Moabit. Betont lässig, die Beine weit auseinandergespreizt, inspizierte der kurzgeschorene 20jährige Angeklagte Sven K. gestern während des Prozesses seine schwarze Bomberjacke und schnipste mit dem rechten Finger demonstrativ unsichtbare Staubfusseln von den Ärmeln. Sein neben ihm sitzender gleichaltriger mitangeklagter Freund mit sauber gescheiteltem kurzem Haar gab sich nicht minder desinteressiert. Sämtliche Versuche des Jugendrichters Müller-Reinwarth, den beiden ein Wort des Bedauerns zu entlocken, gingen ins Leere. „Lassen wir mal das ganze Politische raus und nehmen an, es war nur eine ganze normale Schlägerei“, versuchte es Müller-Reinwarth zum letzten Mal in Güte. „Es ist doch absolut unfair, wenn zwei ausgewachsene kräftige junge Männer auf eine zierliche junge Frau und deren Freund einschlagen. Seht ihr das nicht so?“ Die Mundwinkel der Angeklagten zuckten unter verhaltenem Grinsen.
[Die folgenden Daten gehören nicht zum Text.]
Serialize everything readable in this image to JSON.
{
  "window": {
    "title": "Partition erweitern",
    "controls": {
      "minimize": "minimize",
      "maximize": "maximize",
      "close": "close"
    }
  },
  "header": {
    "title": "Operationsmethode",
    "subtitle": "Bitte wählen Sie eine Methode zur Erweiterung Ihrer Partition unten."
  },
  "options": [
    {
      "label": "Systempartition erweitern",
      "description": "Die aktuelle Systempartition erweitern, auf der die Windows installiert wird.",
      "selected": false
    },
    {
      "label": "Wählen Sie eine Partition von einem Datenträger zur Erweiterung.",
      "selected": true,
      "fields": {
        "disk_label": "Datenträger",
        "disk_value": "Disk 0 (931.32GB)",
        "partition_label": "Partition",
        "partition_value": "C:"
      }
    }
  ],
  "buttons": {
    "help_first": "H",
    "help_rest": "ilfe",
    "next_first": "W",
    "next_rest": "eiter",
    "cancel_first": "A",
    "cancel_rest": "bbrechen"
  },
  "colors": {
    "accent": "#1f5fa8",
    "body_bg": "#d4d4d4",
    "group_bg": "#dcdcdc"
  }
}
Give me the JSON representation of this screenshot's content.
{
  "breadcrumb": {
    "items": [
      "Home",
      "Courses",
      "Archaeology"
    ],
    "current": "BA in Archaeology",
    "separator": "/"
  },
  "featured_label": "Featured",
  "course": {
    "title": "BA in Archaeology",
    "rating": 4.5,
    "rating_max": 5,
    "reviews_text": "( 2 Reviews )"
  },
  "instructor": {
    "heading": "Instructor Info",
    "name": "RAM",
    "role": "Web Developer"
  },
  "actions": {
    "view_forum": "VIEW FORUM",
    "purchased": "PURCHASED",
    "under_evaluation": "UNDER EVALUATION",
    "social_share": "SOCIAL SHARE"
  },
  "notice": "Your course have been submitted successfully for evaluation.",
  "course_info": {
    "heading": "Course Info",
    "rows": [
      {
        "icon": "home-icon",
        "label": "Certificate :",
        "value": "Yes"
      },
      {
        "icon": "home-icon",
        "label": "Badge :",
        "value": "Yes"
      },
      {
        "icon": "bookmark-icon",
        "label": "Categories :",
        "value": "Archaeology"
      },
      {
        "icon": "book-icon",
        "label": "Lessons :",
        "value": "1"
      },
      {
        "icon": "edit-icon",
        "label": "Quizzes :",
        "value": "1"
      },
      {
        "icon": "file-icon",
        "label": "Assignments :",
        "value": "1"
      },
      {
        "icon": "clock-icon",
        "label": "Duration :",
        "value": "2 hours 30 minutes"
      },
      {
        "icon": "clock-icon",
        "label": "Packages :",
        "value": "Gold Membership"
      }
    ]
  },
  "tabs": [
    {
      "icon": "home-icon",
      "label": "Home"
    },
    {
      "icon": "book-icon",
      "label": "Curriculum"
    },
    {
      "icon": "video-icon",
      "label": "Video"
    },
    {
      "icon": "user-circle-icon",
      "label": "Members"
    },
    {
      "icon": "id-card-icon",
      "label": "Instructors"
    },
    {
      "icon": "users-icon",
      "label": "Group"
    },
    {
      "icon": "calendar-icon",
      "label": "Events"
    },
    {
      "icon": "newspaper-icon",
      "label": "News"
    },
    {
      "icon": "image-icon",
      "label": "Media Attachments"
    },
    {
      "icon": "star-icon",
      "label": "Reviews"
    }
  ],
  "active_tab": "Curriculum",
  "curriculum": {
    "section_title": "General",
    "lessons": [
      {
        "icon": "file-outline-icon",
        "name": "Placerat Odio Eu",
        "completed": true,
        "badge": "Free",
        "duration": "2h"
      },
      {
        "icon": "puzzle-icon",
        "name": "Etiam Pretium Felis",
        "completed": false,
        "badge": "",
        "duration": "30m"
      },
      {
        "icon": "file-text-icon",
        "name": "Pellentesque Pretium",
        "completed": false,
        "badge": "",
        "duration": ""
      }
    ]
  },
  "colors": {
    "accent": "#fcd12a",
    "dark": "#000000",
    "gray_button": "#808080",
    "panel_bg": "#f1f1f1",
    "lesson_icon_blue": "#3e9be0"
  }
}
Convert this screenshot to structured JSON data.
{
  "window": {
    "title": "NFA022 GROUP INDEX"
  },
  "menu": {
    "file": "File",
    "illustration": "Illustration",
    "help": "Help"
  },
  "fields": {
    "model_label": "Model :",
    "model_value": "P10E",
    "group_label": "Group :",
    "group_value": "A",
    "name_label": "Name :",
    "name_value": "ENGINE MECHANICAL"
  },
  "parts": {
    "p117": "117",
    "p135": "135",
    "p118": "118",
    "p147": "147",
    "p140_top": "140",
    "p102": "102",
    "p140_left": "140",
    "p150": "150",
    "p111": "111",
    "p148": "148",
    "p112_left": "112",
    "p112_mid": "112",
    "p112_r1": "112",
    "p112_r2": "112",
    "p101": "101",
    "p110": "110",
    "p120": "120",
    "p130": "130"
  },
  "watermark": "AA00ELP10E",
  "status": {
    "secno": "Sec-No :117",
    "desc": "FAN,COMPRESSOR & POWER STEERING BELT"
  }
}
Resigniert – „ich habe selten Angeklagte gesehen, die so wenig Interesse zeigen“ – gab der Richter auf.

Der arbeitslose Sven K. und der Lagerarbeiter Carsten H., beide aus Reinickendorf, standen wegen gefährlicher Körperverletzung und Verwendens von verfassungsfeindlichen Symbolen vor Gericht. Am 10. Mai dieses Jahres sollen sie gegen 1.30 Uhr morgens auf dem Kurt-Fischer-Platz in Pankow auf die 23jährige Architekturstudentin Sabine O. und deren 26jährigen englischen Freund Graham W. eingeschlagen, getreten und „Sieg Heil“ gerufen haben. Graham W. zog sich durch die Tritte mit den schweren Springerstiefeln eine Rippenprellung und einen Riß am Kinn zu. „Vielleicht ist er gegen einen Baum gerannt“, suchte der Angeklagte Carsten H. gestern die Verletzung zu erklären. Sein Freund Sven K. räumte ein, Graham W. „ins Hinterteil getreten“ zu haben, und begründete dies damit, von diesem zuvor als „Nazi oder Skinhead“ angepöbelt worden zu sein.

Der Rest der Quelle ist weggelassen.